Die weiteren Erwägungen waren dann m.E. nicht mehr entscheidend, sondern scheinen das Bisherige zu bestätigen: Das kantonale Recht darf strafbewehrtes Bundesrecht nicht aushöhlen:

Der Vorinstanz und dem Beschwerdeführer ist darin zuzustimmen, dass auch Art. 15 Abs. 2 lit. c GesG/SH nicht (per se) als gesetzliche Grundlage für eine pauschale ärztliche Auskunfts- und Editionspflicht – ohne gültige Entbindung vom Arztgeheimnis auf ärztlichen Antrag hin – interpretiert werden kann. Eine solche Rechtsanwendung würde das Arztgeheimnis aushöhlen und wäre mit den bundesrechtlichen Bestimmungen zum Schutz der Berufsgeheimnisse nicht vereinbar (Art. 13, Art. 49 Abs. 1 und Art. 123 Abs. 1 BV; Art. 171 Abs. 2 lit. b StPO i.V.m. 321 Ziff. 2 StGB) [E. 4.10].

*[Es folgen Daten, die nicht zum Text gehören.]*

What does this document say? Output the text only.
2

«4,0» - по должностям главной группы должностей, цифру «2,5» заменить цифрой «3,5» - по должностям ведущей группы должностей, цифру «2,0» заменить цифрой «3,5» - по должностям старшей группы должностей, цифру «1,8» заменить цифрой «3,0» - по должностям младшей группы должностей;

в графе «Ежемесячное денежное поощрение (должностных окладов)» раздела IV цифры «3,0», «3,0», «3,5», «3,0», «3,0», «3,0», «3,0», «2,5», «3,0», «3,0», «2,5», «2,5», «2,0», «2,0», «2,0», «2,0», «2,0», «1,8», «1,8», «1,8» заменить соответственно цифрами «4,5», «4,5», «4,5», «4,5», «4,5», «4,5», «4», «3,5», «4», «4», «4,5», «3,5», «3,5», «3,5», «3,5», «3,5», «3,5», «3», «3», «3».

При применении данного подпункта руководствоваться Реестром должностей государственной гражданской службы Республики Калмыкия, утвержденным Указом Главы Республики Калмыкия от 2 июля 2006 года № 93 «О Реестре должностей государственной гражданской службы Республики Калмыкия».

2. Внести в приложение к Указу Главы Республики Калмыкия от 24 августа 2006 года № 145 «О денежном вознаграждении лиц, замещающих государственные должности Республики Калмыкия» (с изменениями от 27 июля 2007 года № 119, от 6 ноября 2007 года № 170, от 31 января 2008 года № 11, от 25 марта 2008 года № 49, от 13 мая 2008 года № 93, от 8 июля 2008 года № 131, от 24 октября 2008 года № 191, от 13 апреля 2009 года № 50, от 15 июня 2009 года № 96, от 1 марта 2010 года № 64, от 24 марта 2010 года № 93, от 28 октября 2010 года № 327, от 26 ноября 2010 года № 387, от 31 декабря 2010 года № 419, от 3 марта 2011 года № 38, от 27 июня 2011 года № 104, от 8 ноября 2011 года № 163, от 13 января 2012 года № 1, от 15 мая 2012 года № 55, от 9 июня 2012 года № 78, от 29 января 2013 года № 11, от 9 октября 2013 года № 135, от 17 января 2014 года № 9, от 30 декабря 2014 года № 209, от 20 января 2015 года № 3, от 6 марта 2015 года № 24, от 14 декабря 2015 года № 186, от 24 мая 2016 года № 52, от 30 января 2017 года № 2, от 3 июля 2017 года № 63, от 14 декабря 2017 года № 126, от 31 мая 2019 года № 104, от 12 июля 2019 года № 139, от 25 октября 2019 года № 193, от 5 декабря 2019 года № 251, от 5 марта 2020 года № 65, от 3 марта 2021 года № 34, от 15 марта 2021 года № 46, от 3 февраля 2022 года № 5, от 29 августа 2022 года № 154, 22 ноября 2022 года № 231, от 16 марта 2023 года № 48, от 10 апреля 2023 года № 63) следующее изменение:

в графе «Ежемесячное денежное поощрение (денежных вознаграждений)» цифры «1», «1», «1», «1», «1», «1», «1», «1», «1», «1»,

Wichtig sind aber noch die Erwägungen zum Verhältnis zu den Meldepflichten, die hier aber nicht zur Anwendung kamen:

Im vorliegenden Fall geht es nicht um die Meldung einer mutmasslichen Straftat (oder anderer aussergewöhnlicher Vorkommnisse) durch das medizinische Personal der betroffenen psychiatrischen Klinik. Als die Staatsanwaltschaft das streitige Patientendossier des Psychiatriezentrums edieren liess und siegelte, hatte sie (nach eigener Darlegung) bereits konkrete Anhaltspunkte für den Verdacht der untersuchten Sexualdelikte. Von der Durchsuchung des Patientendossiers über die stationäre Behandlung (und allfälligen Zeugenbefragungen des medizinischen Personals) verspricht sich die Staatsanwaltschaft vielmehr weitere Aufschlüsse über die (bereits zuvor bekannt gewordenen) untersuchten Straftaten (E. 4.10).  

Der Fall lag fast ein Jahr beim Bundesgericht. Für das weitere Vorgehen erwägt das Bundesgericht unter Hinweis auf das Beschleunigungsgebot folgendes:

Das ZMG hat die Staatsanwaltschaft unverzüglich anzufragen, ob sie ihr Entsiegelungsgesuch zurückzieht. Falls sie am Gesuch festhält, hat das ZMG der Staatsanwaltschaft unter Beachtung des Beschleunigungsgebots (Art. 5 Abs. 1 StPO) eine Frist anzusetzen, um einen (allfälligen) rechtsgültigen Entscheid der zuständigen kantonalen Behörde betreffend Entbindung vom Arztgeheimnis (Art. 171 Abs. 2 lit. b StPO i.V.m. Art. 321 Ziff. 2 StGB) nachzureichen (E. 4.11).  

So werden Fehler auch dann reparabel, wenn die Frist für das Entsiegelungsgesuch seit über einem Jahr verstrichen ist.